Follow your dream. Select a career that simultaneously stimulates and challenges you. Be excited by what you are doing and do exciting things.

In addition to being an orthopaedic surgeon, you are also a researcher and have authored over 500 scientific articles, and several books. How do you balance the very different characteristics needed to excel in a patient care setting, versus those needed in a research environment?

The rewards, both intellectual and emotional, of being a clinician scientist can be very rich, especially so are the potential rewards to a surgeon-scientist. The surgeon-scientist is both emotionally and intellectually driven by his or her failures, but is also provided the opportunity of taking the limitations and failures that he sees his own patients into a laboratory setting to see if creative efforts can solve those problems. But the key requirements for success in each endeavor, namely surgery versus innovation, are vastly different. In the first instance the surgeon must instil in the patient a deep sense of trust, and important interpersonal attribute. Then he or she must combine technical skills with a crisp capacity at decision-making and extensive equanimity under intense pressure. The results of the surgeons’ labor are generally fully recognized at relatively short durations after the operations. Society demands of the surgeon that only those operations with a high probability of success should be undertaken.

Contrast that with the requirements for successful innovation. If the investigator only does those things which have been shown to work in the past, the entire adventure is a failure. The innovator, by definition, is only successful if things which have never been done before can be brought to fruition. In contrast with the surgeon, the innovator has the freedom to run 100 different trials to see which path has the greatest success.
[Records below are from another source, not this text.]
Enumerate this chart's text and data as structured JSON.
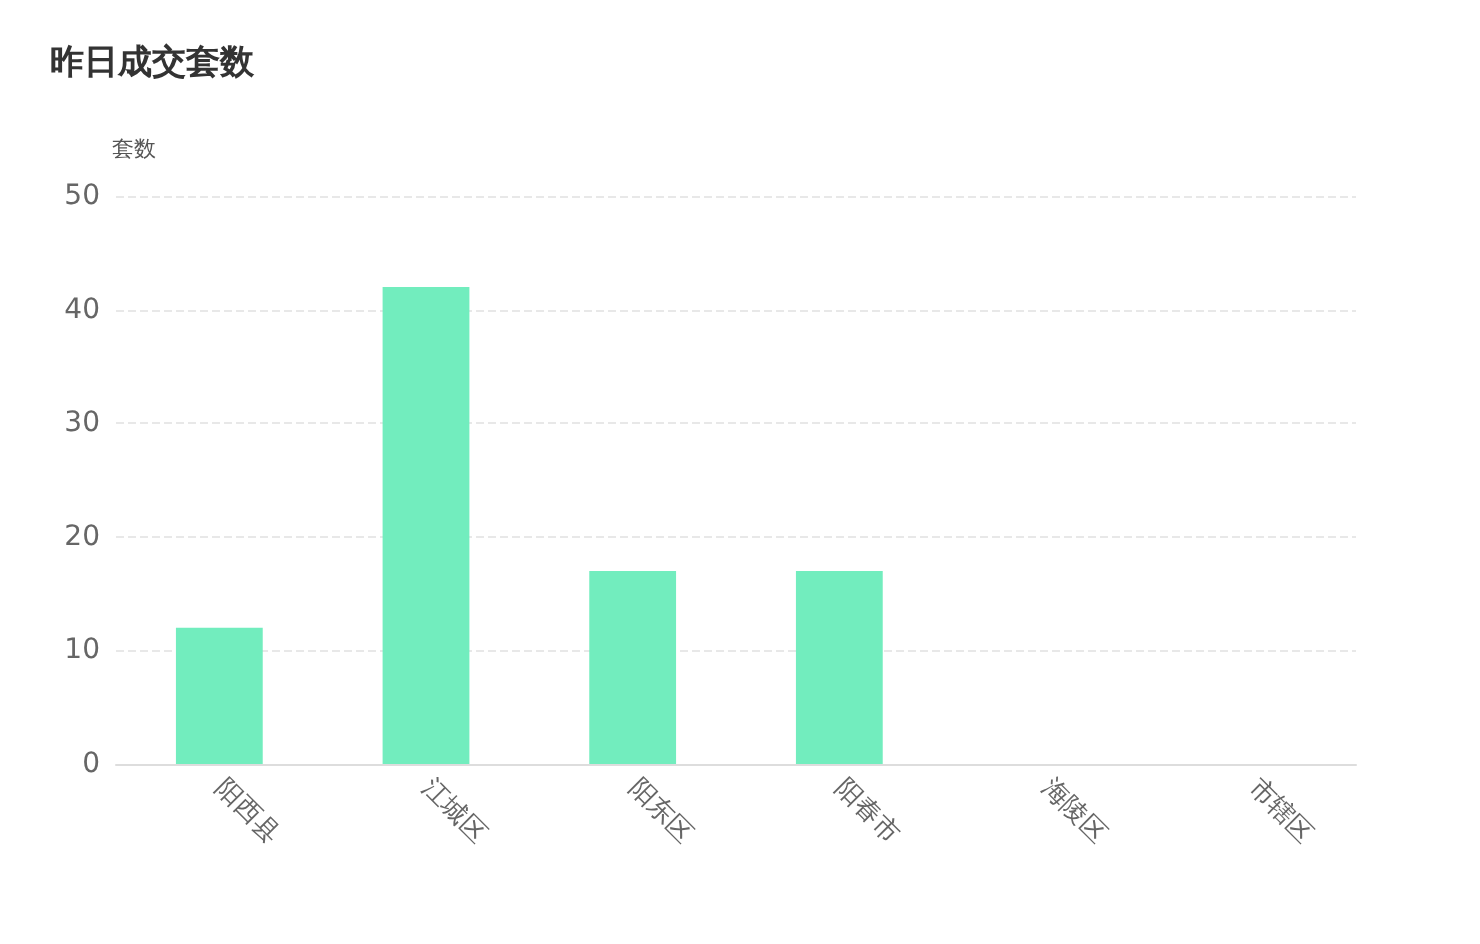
{
  "chart_data": {
    "type": "bar",
    "title": "昨日成交套数",
    "ylabel": "套数",
    "categories": [
      "阳西县",
      "江城区",
      "阳东区",
      "阳春市",
      "海陵区",
      "市辖区"
    ],
    "values": [
      12,
      42,
      17,
      17,
      0,
      0
    ],
    "color": "#72edbe",
    "ylim": [
      0,
      50
    ],
    "yticks": [
      0,
      10,
      20,
      30,
      40,
      50
    ],
    "grid": "y",
    "line_style": "dashed"
  }
}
The interplay of these two remarkably different, and challenging, forms of human endeavor makes the role of the surgeon-scientist uniquely intriguing.

Finally, what advice would you give to any new surgeon trainees?

Follow your dream. Select a career that simultaneously stimulates and challenges you. Be excited by what you are doing and do exciting things.

A fundamental necessity is to seek and obtain the best possible surgical training in a very rigorous program dedicated to the highest possible standards. It is also key to foster and sustain an abiding interest in continuously improving both the craft of surgery itself and your skills in that craft. Finally, it is essential to retain a deep commitment to every human being in your care. Within those parameters, follow your dream. Select a career that simultaneously stimulates and challenges you. Be excited by what you are doing and do exciting things.